The 5′‐untranslated RNA of the human dhfr minor transcript alters transcription pre‐initiation complex assembly at the major (core) promoter

Abstract

The human dhfr minor transcript is distinguished from the predominant dhfr mRNA by an ∼400 nucleotide extension of the 5′‐untranslated region, which corresponds to the major (core) promoter DNA (its template). Based on its unusual sequence composition, we hypothesized that the minor transcript 5′‐UTR might be capable of altering transcription pre‐initiation complex assembly at the core promoter, through direct interactions of the RNA with specific regulatory polypeptides or the promoter DNA itself.
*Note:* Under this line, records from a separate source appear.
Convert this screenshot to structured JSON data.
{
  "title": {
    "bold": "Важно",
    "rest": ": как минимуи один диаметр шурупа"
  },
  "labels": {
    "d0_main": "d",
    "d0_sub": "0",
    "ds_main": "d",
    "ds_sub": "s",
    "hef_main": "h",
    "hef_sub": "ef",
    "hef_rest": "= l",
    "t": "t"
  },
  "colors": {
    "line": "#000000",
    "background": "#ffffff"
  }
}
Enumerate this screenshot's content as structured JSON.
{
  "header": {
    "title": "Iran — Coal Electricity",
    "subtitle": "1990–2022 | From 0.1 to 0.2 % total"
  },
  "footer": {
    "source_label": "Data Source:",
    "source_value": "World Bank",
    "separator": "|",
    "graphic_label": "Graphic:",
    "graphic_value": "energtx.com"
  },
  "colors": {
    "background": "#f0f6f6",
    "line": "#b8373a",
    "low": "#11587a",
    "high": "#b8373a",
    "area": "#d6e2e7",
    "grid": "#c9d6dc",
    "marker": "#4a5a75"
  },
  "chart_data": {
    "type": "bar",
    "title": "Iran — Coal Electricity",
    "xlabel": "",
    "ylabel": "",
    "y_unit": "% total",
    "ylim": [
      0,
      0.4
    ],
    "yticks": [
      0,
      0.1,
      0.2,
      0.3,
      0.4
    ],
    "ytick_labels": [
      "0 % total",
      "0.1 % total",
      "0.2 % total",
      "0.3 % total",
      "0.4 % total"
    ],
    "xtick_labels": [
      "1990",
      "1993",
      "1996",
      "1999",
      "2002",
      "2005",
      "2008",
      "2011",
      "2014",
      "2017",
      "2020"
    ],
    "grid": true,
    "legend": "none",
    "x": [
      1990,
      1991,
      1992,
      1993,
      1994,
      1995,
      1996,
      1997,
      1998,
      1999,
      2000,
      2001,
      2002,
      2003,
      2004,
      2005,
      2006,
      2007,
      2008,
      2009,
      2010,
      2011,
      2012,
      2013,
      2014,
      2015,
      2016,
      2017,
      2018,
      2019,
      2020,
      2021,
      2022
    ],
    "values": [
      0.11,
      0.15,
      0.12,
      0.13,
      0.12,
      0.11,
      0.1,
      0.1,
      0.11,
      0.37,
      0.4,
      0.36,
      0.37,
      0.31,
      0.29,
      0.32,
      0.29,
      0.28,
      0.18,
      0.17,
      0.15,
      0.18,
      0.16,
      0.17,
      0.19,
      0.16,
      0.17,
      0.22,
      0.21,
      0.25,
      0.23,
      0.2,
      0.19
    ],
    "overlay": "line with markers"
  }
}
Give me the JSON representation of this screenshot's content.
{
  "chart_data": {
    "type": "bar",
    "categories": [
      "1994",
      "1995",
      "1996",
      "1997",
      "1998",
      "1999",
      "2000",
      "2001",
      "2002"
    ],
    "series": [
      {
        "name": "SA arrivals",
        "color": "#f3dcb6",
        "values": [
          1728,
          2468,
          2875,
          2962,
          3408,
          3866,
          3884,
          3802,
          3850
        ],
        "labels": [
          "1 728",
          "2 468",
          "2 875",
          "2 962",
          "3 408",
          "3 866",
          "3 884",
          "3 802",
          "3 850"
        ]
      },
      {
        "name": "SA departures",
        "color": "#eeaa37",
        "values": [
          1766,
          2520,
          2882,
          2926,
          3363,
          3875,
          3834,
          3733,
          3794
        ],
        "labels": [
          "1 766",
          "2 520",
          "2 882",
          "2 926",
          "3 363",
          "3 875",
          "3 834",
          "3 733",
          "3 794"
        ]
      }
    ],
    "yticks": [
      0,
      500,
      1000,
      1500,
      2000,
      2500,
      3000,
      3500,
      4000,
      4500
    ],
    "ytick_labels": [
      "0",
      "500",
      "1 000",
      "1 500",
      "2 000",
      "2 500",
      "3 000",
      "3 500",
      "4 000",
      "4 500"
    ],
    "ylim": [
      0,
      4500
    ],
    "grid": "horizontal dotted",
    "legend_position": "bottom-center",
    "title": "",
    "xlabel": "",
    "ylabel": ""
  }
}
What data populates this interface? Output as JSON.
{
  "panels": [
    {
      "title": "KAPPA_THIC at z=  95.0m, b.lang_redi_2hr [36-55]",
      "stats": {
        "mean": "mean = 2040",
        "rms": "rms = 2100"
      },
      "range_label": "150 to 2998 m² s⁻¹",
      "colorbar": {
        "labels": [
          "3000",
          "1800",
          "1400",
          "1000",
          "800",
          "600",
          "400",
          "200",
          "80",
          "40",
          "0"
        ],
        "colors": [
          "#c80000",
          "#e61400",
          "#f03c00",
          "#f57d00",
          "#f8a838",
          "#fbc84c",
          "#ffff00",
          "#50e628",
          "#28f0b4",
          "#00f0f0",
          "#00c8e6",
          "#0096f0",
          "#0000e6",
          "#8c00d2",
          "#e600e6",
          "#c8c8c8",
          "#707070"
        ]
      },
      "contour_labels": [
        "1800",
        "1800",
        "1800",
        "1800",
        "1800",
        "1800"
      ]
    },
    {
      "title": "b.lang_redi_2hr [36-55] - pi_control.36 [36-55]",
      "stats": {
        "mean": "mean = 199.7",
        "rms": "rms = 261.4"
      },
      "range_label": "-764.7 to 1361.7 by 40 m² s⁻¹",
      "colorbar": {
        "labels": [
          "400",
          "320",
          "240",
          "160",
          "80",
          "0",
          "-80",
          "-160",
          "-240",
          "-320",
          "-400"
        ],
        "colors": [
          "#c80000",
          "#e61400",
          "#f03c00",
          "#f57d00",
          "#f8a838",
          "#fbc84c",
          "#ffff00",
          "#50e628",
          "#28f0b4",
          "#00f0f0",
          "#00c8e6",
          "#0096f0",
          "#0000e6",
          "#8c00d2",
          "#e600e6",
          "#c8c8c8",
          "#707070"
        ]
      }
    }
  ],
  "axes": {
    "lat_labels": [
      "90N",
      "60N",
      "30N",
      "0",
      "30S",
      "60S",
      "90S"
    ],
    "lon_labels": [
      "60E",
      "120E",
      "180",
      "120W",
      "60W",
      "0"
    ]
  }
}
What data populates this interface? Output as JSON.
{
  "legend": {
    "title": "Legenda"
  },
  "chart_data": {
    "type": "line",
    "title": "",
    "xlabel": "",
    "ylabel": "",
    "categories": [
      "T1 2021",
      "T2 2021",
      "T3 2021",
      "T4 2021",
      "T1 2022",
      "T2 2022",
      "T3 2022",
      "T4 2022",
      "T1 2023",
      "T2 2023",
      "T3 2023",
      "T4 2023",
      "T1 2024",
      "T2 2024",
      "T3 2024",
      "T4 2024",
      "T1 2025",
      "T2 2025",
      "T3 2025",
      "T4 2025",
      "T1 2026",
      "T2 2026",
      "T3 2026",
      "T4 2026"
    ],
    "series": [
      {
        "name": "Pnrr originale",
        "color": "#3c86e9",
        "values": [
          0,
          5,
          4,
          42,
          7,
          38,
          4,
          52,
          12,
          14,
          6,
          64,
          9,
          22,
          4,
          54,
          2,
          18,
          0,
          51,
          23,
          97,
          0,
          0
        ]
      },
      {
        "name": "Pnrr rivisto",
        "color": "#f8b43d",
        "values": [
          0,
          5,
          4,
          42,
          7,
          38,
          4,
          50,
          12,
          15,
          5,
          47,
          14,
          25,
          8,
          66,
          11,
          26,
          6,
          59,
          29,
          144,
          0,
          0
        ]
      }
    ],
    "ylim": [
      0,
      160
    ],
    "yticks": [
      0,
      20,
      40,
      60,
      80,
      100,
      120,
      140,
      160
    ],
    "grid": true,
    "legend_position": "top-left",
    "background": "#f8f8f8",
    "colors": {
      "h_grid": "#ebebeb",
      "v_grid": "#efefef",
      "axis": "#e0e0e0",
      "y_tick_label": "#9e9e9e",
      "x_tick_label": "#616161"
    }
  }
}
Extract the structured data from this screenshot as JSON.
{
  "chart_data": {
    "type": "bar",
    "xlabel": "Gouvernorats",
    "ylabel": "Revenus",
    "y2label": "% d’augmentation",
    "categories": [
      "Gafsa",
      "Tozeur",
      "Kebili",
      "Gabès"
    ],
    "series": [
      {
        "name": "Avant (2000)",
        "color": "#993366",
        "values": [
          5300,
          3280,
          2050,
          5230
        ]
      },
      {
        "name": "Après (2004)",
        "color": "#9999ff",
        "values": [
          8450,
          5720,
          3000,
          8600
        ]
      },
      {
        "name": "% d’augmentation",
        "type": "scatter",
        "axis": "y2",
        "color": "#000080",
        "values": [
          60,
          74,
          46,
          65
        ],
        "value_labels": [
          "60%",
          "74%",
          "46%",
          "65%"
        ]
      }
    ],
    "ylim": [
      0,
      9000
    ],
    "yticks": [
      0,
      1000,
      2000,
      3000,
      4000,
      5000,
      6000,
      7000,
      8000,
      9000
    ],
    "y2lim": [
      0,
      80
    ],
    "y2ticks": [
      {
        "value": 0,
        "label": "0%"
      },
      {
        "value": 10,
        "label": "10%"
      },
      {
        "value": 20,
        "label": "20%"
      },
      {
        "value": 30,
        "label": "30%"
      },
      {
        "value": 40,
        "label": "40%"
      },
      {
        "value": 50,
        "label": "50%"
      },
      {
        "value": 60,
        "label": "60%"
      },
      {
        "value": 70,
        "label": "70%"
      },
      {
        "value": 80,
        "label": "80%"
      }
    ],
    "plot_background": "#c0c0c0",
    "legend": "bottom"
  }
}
We found that the minor transcript 5′‐UTR selectively sequesters transcription factor Sp3, and to a lesser extent Sp1, preventing their binding to the dhfr core promoter. This allows a third putative transcriptional regulatory protein, which is relatively resistant to sequestration by the minor transcript RNA, the opportunity to bind the dhfr core promoter. The selective sequestration of Sp3 > Sp1 by the minor transcript 5′‐UTR involves an altered conformation of the RNA, and a structural domain of the protein distinct from that required for binding to DNA. As a consequence, the minor transcript 5′‐UTR inhibits transcription from the core promoter in vitro (in trans) in a concentration‐dependent manner. These results suggest that the dhfr minor transcript may function in vivo (in cis) to regulate the transcriptional activity of the major (core) promoter.